Reflections of the ministers and senior staff.
2 minutes reading time (459 words)

What do you do with a heavy heart?

black-lives-matter

"These bodies are perishable, but the Dweller in these bodies is eternal." -- Bhagavad-Gita

In this marathon race, each time I believe I’ve found my stride, evened out my breath, I find myself needing to shore up the heaviness of my heart about to burst from my heaving chest. Needing to lift my burdened spirit from the depths as I stumble forward, staggered by another senseless disregard for a Black or Brown-bodied life.

And as much as I do not like to carry it, the feel of the weight of my heart is both acceptable and necessary. To feel it is to acknowledge the light of my spirit seeking the crisp fresh air beyond the toxic swirl of separation, fear, hatred, murder, death that makes itself known among us. That cares nothing for my life. And I suspect, not even yours. Not really.

Sometimes it is necessary to sit with our heavy, broken heart. To feel the grief and the pain of it. The weight of the world. Not because we want to live in an abyss of despair. Instead, we refuse ourselves the luxury of denying the weight of the terrible, the magnitude of it. As if it does not eventually come for us too.

It returns and returns yet again, shape-shifting and seeking to wear us down. But I feel the heft of it and interrogate the reason for its existence and have learned to allow the heaviness of my heart to transform into action. Even the smallest action adds a little more weight on the side of love.

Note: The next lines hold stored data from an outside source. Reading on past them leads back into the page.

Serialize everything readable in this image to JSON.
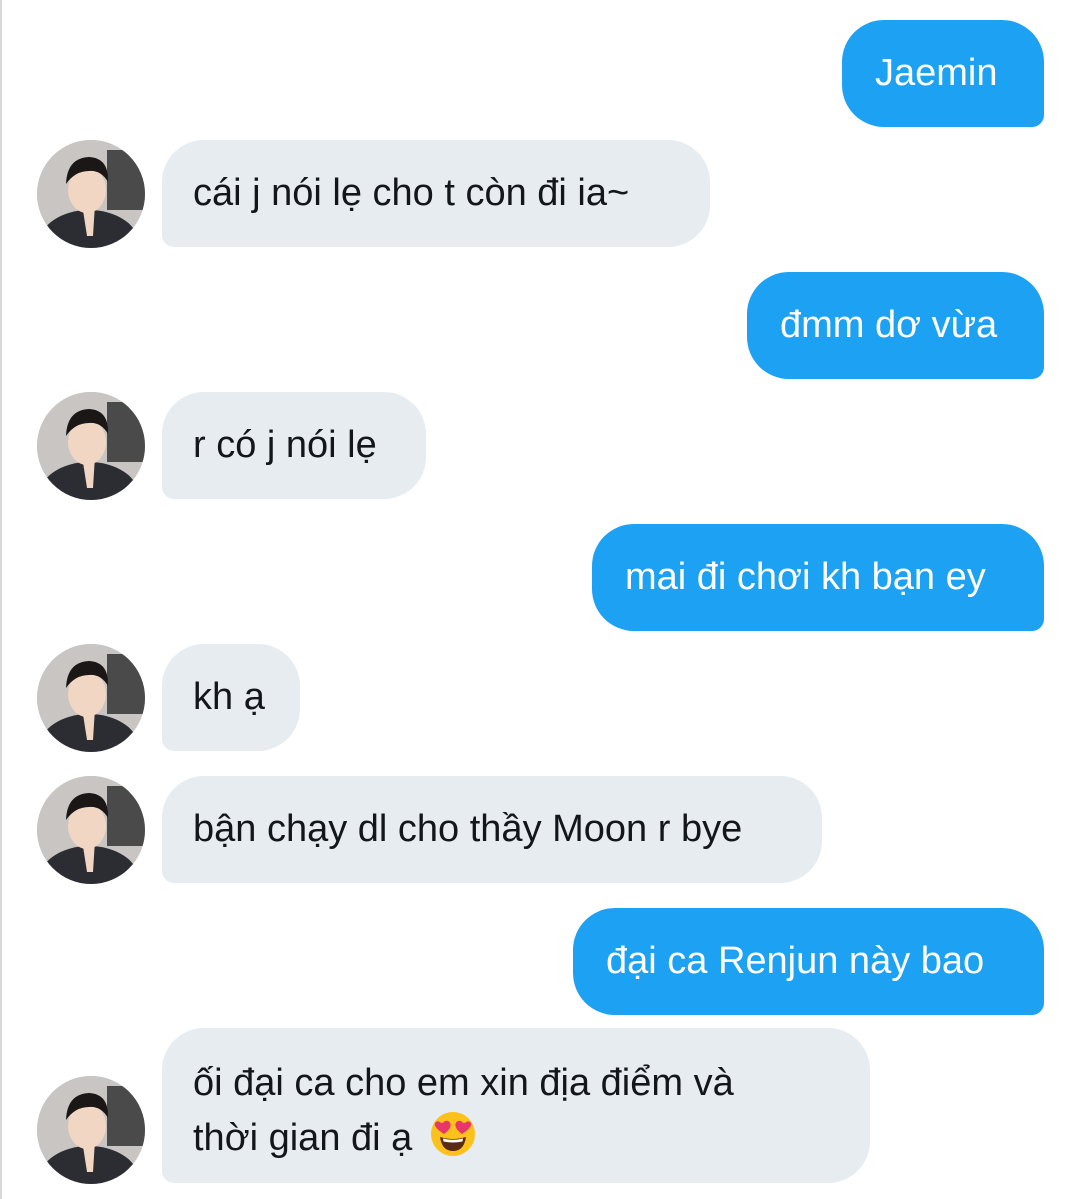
{
  "conversation": {
    "messages": [
      {
        "sender": "me",
        "text": "Jaemin"
      },
      {
        "sender": "them",
        "text": "cái j nói lẹ cho t còn đi ia~"
      },
      {
        "sender": "me",
        "text": "đmm dơ vừa"
      },
      {
        "sender": "them",
        "text": "r có j nói lẹ"
      },
      {
        "sender": "me",
        "text": "mai đi chơi kh bạn ey"
      },
      {
        "sender": "them",
        "text": "kh ạ"
      },
      {
        "sender": "them",
        "text": "bận chạy dl cho thầy Moon r bye"
      },
      {
        "sender": "me",
        "text": "đại ca Renjun này bao"
      },
      {
        "sender": "them",
        "text_line1": "ối đại ca cho em xin địa điểm và",
        "text_line2": "thời gian đi ạ",
        "emoji": "smiling-face-with-heart-eyes"
      }
    ]
  },
  "colors": {
    "outgoing_bubble": "#1da1f2",
    "incoming_bubble": "#e6ecf0",
    "incoming_text": "#14171a",
    "outgoing_text": "#ffffff"
  }
}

Today I purchased a Black Lives Matter sign for Miss Lavern Lucier whose son Syncere was shot here in Durham outside their church, First Chronicles. When asked if she needed anything, this is what she said she wanted.

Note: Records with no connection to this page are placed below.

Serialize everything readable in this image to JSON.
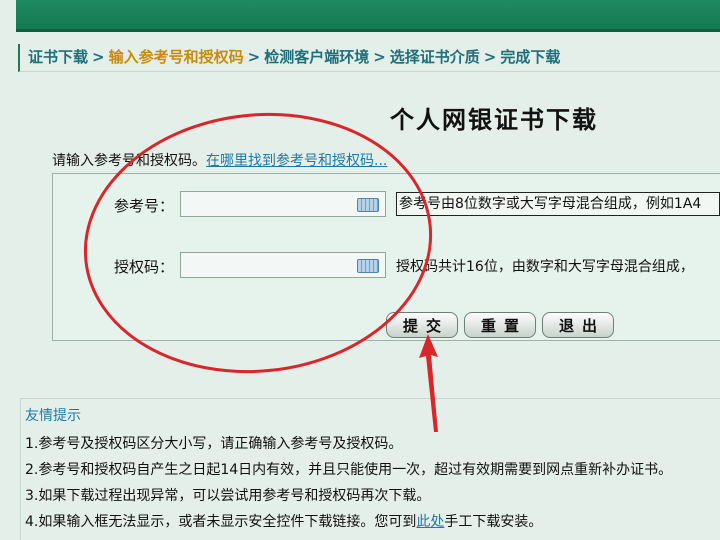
{
  "breadcrumb": {
    "step1": "证书下载",
    "step2": "输入参考号和授权码",
    "step3": "检测客户端环境",
    "step4": "选择证书介质",
    "step5": "完成下载",
    "separator": ">"
  },
  "page": {
    "title": "个人网银证书下载"
  },
  "form": {
    "prompt": "请输入参考号和授权码。",
    "help_link": "在哪里找到参考号和授权码...",
    "ref_label": "参考号：",
    "ref_value": "",
    "ref_hint": "参考号由8位数字或大写字母混合组成，例如1A4",
    "auth_label": "授权码：",
    "auth_value": "",
    "auth_hint": "授权码共计16位，由数字和大写字母混合组成，"
  },
  "buttons": {
    "submit": "提交",
    "reset": "重置",
    "exit": "退出"
  },
  "tips": {
    "title": "友情提示",
    "item1": "1.参考号及授权码区分大小写，请正确输入参考号及授权码。",
    "item2": "2.参考号和授权码自产生之日起14日内有效，并且只能使用一次，超过有效期需要到网点重新补办证书。",
    "item3": "3.如果下载过程出现异常，可以尝试用参考号和授权码再次下载。",
    "item4_before": "4.如果输入框无法显示，或者未显示安全控件下载链接。您可到",
    "item4_link": "此处",
    "item4_after": "手工下载安装。"
  },
  "colors": {
    "annotation": "#d8262b",
    "brand_green": "#147a52",
    "link": "#1f79a6",
    "current_step": "#c98a10"
  },
  "icons": {
    "keyboard": "keyboard-icon"
  }
}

I offer thanks to Miss Joan Tilghman for the vigil she holds outside her home every single day at 7:30 pm for 8 minutes and 46 seconds in honor of Black lives lost and Black lives still here.

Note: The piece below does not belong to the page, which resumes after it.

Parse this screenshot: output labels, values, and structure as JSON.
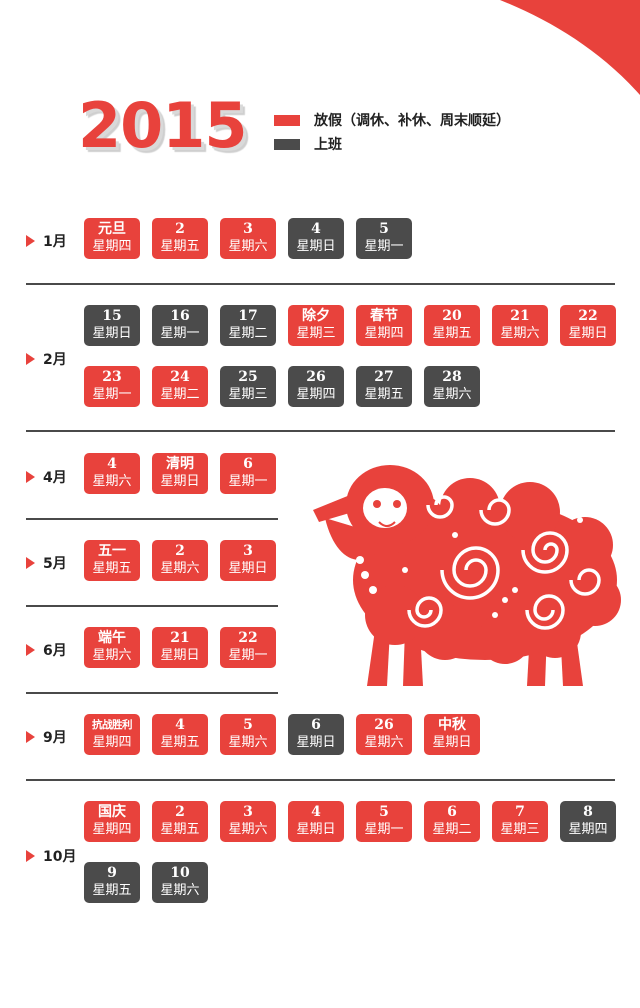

I offer thanks to Ann Ringland and the ERUUFians who have been standing up for Black lives each Friday evening at 5:30 pm along Garrett Road in front of ERUUF. People passing by in cars see this, and having their spirits momentarily lifted, blink their lights, honk their horns, shout good things out their windows.

I know love will grow larger as others join in, if not in these places then elsewhere, as we seek somewhere tangible to carry our heavy hearts. Surely these are not the only things we might do, there is so much more that is needed. We know this -- or should. But each singular thing makes the weight a little easier to bear.